On the Shanghai Futures Exchange today, the base metals complex is firmer – prices are up an average of 0.5%, led by a 1.4% gain in aluminium prices. Lead is up 0.2%, zinc is up 0.5%, while copper prices are up by 0.3% at 53,720 yuan ($8,148) per tonne. Spot copper prices in Changjiang are up 0.1% at 53,300-53,440 yuan per tonne and the LME/Shanghai copper arb ratio is weak at 7.72, down from 7.76 on Tuesday.
Equities in Asia today are mixed but little changed with the Nikkei up by 0.10% and the ASX 200 up by 0.06%. The the Hang Seng is down by 0.08%, the CSI 300 is off by 0.12% and the Kospi is down by 0.25%.
This followed a weaker performance in western markets on Tuesday, where in the United States the Dow Jones closed down 0.15% at 24,754.75 and in Europe the Euro Stoxx 50 closed down by 0.75% at 3,582.22. The S&P 500 index is at a record level above its 200 day moving average (DMA) – is this a ‘buy-the-rumor-sell-the-fact’ situation ahead of the Tax bill?
The dollar index at 93.50 this morning continues to consolidate above its 20 DMA – the jury is still out as to whether the index is in an up trend or is in a continuation pattern within this year’s downward trend. 92.50 remains our ‘line in the sand’. The euro at 1.1835 is also consolidating, albeit on a front foot, as is the Australian dollar at 0.7666. The yen at 113.12 is weaker and sterling at 1.3381 is consolidating in mid-ground.

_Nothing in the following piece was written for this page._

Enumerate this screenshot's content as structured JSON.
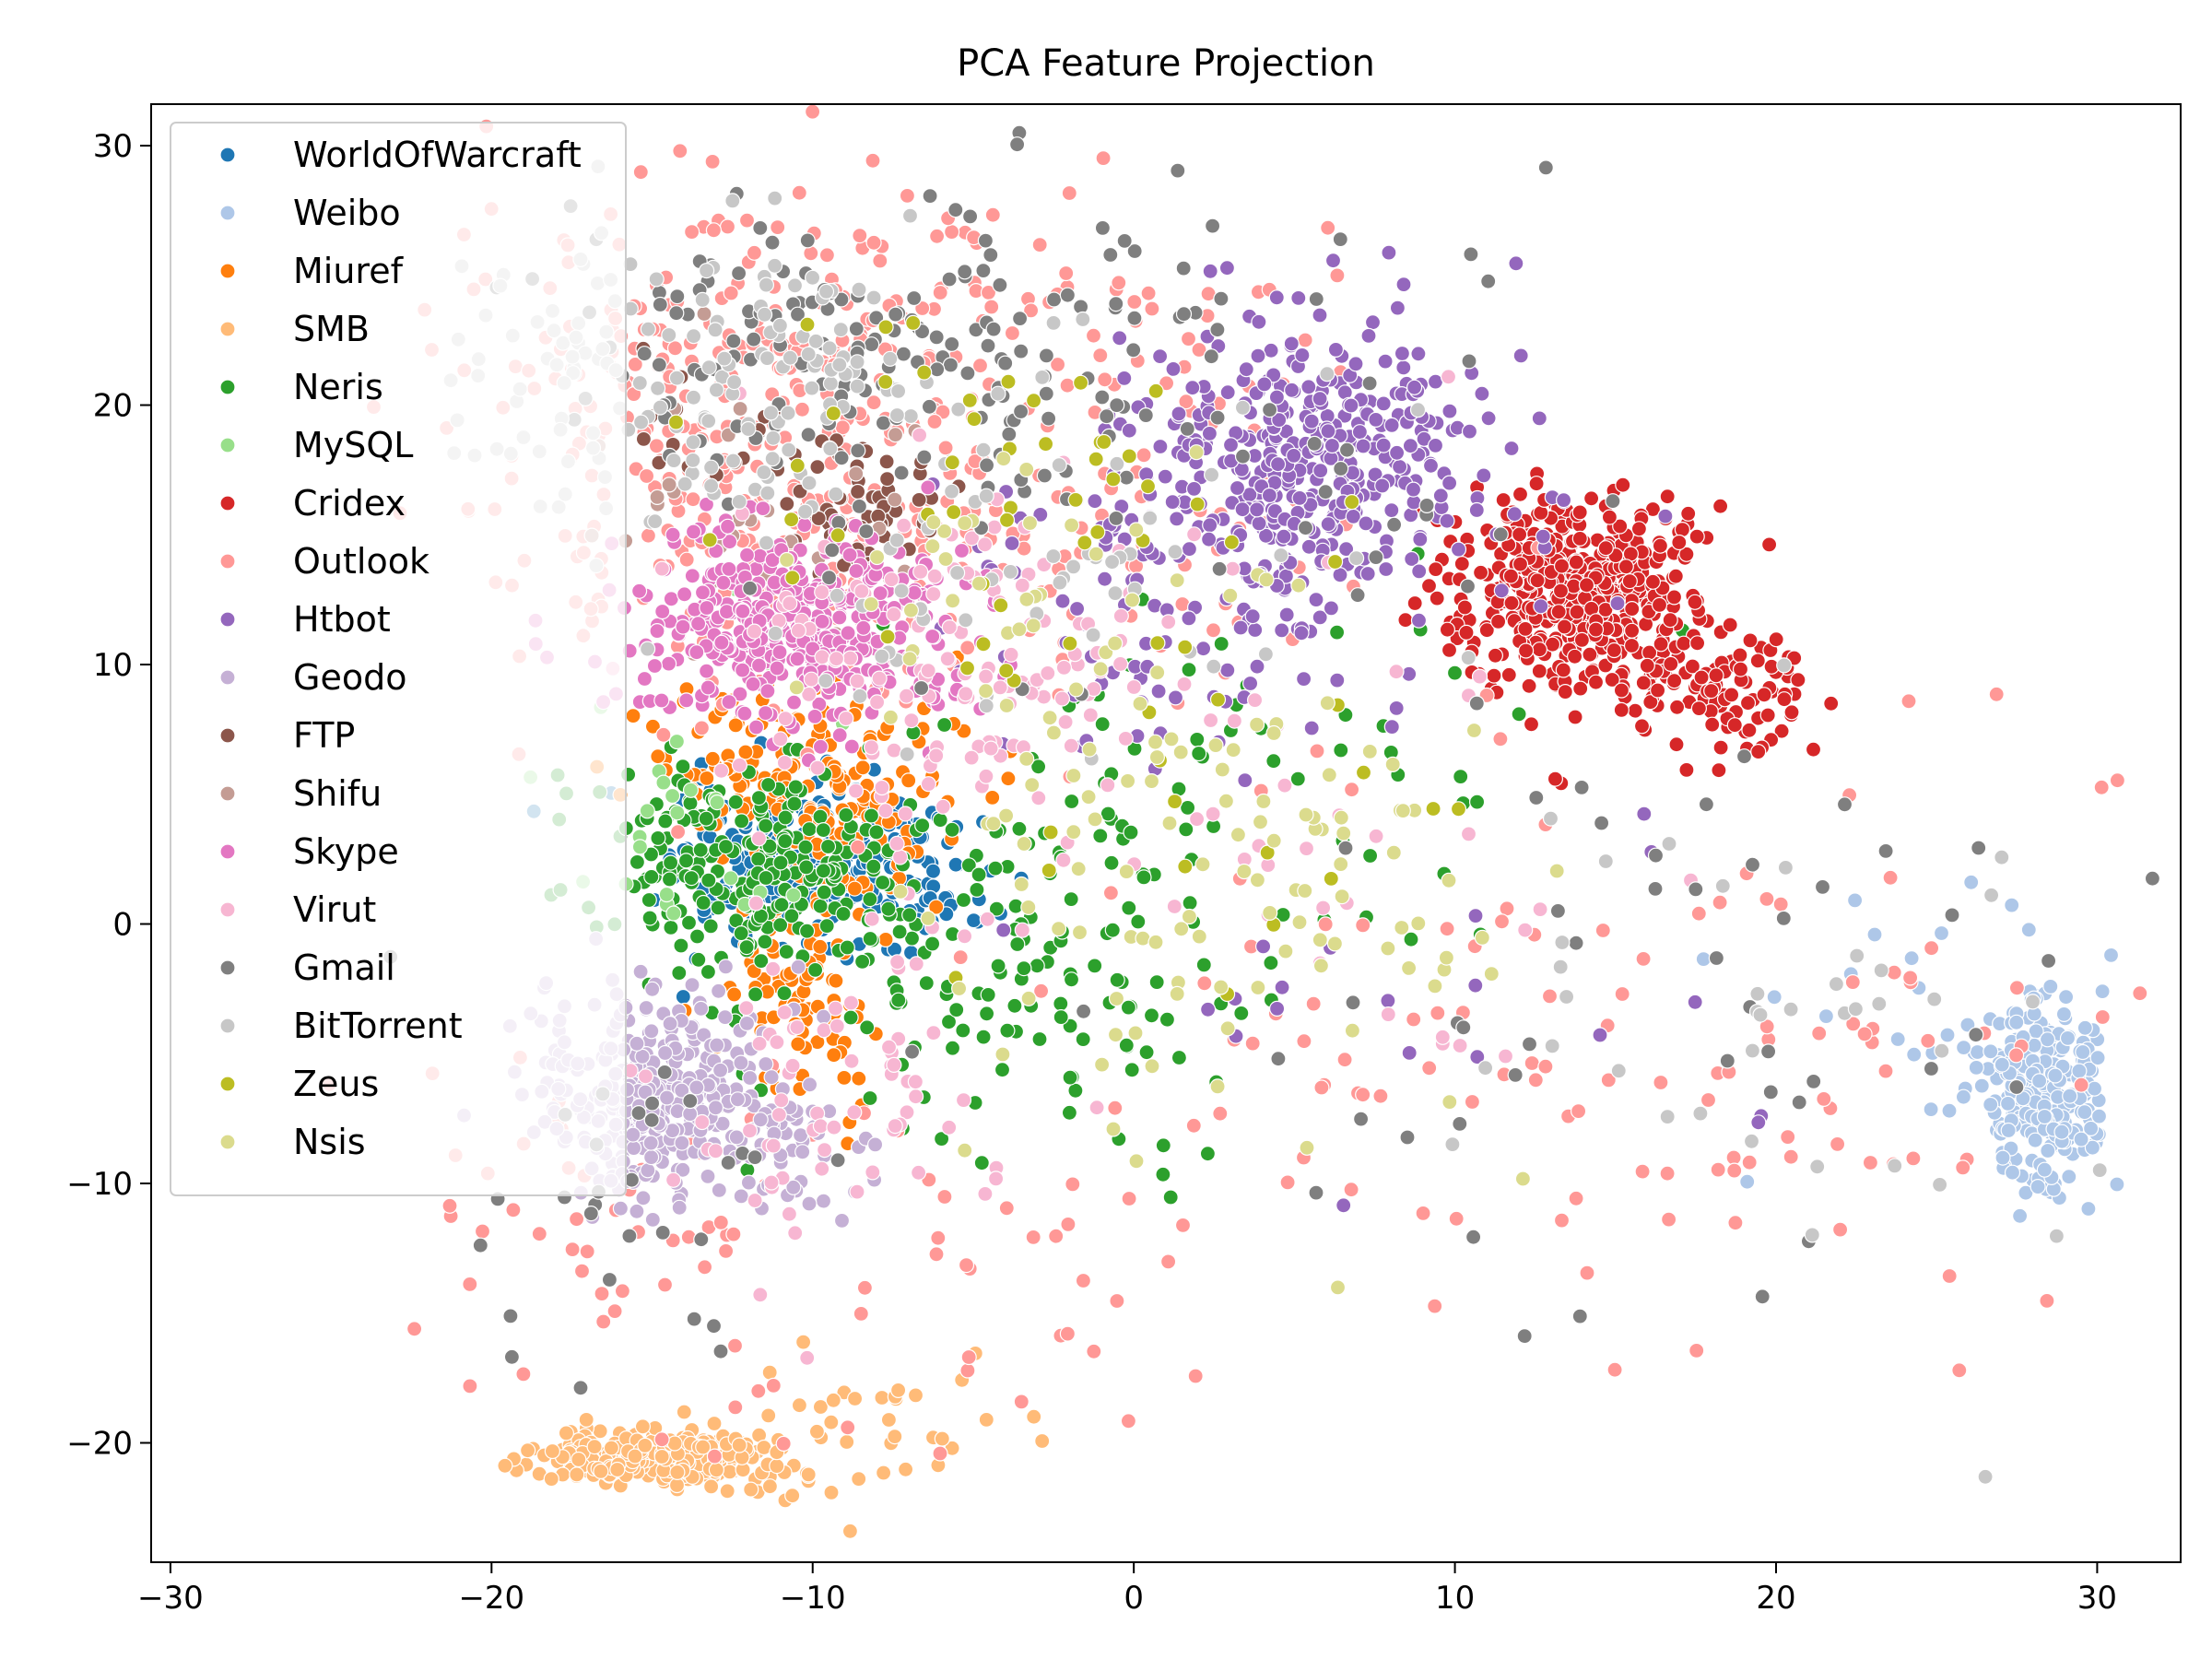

The yuan has strengthened, and at 6.5836 is testing resistance that lies between 6.5675 and 6.5715. Other emerging currencies we follow are diverse with the rand stronger at 12.7141 following ANC election results and the rupee also higher at 64.04. But the peso is weaker and looking vulnerable, the rupiah is also on a back footing, while the ringgit is consolidating.
Economic data already out shows Japan’s all industries industrial activity for October climbed 0.3% – it was expected to rise 0.4%, but is up from a 0.5% decline in September. German PPI for November edged up 0.1% after a 0.3% rise in October.
Data out later include EU current account, UK CBI realized sales, China leading indicators, US existing home sales and crude oil inventories. In addition, Bundesbank president Jens Weidmann and Bank of England governor Mark Carney are speaking.
The base metals prices are looking bullish again. With the exception of those of lead, the nearby spreads are not looking particularly tight. We are seeing fresh buying, which suggests that the underlying bullish fundamentals are re-exerting themselves after the profit-taking from October to early December.
We remain quietly bullish and continue to expect range-trading in high ground; it looks as though the base metals could put in a strong finish to 2017 in spite of low trading volumes.
Precious metals are also rebounding – we saw the November weakness as the market again anticipating the December US interest-rate rise, as it did ahead of the rate rises in December 2015 and 2016. With US equities looking stretched, perhaps the recent weakness in gold prices has attracted a pick-up in interest in the yellow metal as an insurance against a correction in equities.